MENGIKUTI KHAWARIJ DALAM MEMAHAMI AYAT HUKUM
Penulis berkata di dalam hlm. 212 : “Sesungguhnya kekafiran yang disebut di dalam ayat ini (ayat 44 dari Surat Al-Ma’idah) adalah kufur akbar.

Sebelumnya pada hlm. 64 penulis berkata :”Pedoman umum : sesungguhnya, semua kata kafir yang diungkapkan dengan isim yang ber-alif ta’rif.. maksudnya adalah akbar ..”[At-Tamhid 5/74-75]

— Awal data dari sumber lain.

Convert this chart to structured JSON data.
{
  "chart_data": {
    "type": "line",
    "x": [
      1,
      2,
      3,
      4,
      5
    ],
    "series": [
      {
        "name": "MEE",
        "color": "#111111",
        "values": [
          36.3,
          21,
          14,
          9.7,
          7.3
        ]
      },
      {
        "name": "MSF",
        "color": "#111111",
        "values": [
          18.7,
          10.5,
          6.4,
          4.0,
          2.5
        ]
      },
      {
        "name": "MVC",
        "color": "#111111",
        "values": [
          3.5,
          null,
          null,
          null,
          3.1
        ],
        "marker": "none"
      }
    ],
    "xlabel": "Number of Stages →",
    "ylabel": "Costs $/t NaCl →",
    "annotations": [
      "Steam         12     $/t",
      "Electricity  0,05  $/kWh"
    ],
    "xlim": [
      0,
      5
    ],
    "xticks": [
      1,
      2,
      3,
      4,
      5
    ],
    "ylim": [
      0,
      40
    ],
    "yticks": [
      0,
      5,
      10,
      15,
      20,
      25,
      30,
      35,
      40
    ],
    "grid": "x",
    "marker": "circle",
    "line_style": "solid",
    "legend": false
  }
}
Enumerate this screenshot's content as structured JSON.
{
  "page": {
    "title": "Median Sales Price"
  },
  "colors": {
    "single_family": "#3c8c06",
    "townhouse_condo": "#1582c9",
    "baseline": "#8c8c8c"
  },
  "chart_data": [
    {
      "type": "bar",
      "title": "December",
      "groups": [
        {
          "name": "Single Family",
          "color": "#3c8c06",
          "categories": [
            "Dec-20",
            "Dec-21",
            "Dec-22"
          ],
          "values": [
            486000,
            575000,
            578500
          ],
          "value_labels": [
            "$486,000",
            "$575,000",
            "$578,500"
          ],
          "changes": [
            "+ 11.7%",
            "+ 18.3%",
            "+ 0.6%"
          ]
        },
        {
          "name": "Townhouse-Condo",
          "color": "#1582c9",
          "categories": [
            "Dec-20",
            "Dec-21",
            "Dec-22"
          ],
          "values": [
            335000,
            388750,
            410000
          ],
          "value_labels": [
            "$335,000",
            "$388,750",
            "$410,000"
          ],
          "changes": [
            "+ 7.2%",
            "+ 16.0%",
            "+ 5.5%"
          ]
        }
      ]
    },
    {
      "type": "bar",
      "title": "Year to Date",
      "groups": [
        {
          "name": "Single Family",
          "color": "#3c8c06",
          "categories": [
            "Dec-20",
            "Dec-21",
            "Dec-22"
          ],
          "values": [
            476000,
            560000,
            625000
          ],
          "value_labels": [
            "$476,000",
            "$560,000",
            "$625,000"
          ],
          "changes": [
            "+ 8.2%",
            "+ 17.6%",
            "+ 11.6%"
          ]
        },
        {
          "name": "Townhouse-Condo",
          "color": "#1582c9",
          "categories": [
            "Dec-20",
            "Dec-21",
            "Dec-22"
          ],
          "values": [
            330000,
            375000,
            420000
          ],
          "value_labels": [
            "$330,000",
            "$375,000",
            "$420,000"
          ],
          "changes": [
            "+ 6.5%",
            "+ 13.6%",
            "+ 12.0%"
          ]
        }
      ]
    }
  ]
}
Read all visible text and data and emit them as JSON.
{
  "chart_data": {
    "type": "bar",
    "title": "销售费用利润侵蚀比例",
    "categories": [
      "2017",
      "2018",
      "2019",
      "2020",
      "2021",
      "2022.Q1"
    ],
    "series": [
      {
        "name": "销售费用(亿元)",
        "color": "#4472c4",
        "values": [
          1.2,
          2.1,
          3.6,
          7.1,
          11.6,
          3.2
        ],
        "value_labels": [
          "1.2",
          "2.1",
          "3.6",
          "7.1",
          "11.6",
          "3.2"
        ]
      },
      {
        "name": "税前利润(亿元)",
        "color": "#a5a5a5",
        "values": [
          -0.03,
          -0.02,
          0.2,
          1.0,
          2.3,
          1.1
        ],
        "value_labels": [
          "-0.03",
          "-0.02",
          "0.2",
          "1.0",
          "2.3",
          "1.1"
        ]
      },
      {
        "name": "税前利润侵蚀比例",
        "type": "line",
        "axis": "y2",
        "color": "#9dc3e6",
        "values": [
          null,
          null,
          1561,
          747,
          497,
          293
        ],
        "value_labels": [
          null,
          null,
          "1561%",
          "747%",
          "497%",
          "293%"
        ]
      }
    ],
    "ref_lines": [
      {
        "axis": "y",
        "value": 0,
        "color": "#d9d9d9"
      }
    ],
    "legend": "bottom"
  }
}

Kami katakan : Perkataan penulis, “Setiap kekafiran yang diungkapkan dengan isim ma’rifah maka maksudnya adalah kufur akbar [1]”, berbenturan dengan sebagian atsar yang datang dari para sahabat yang di dalamnya menyifati sebagian dosa-dosa dengan lafadz kufur yang menggunakan alif dan lam ta’rif, bersamaan dengan itu dosa-dosa tersebut dianggap kufur ashghor [2] dengan kesepakatan para ulama ahli Sunnah, seperti hadits yang diriwayatkan oleh Al-Imam Bukhari di dalam Shahihnya 5273 dari Ibnu Abbas Radhiyallahu ‘anhuma yang di dalamnya istri Tsabit bin Qois berkata :

“Dan akan tetapi aku membenci kekufuran di dalam Islam’’

Dia maksudkan mengkufuri suami sebagaimana dijelaskan oleh Al-Hafidz Ibnu Hajar rahimahullah di dalam Fathul bari 9/400

Demikian juga diriwayatkan oleh Nasa’i rahimahullah di dalam Sunan Kubro (118 Isyrotun Nisa) dan Abdurrazzaq di dalam Mushannaf : 20953 dari Ibnu Abbas Radhiyallahu ‘anhuma bahwasanya dia berkomentar tentang mendatangi wanita di duburnya “ Itu adalah kekufuran’ dan sanadnya adalah kuat sebagaimana dijelaskan oleh Al-Hafidz Ibnu Hajar rahimahullah di dalam Talkhishul Habir 3/181.

Kedua atsar di atas lafadz kufur menggunakan alif dan lam ta’rif dalam keadaan maksudnya adalah kufur ashghor.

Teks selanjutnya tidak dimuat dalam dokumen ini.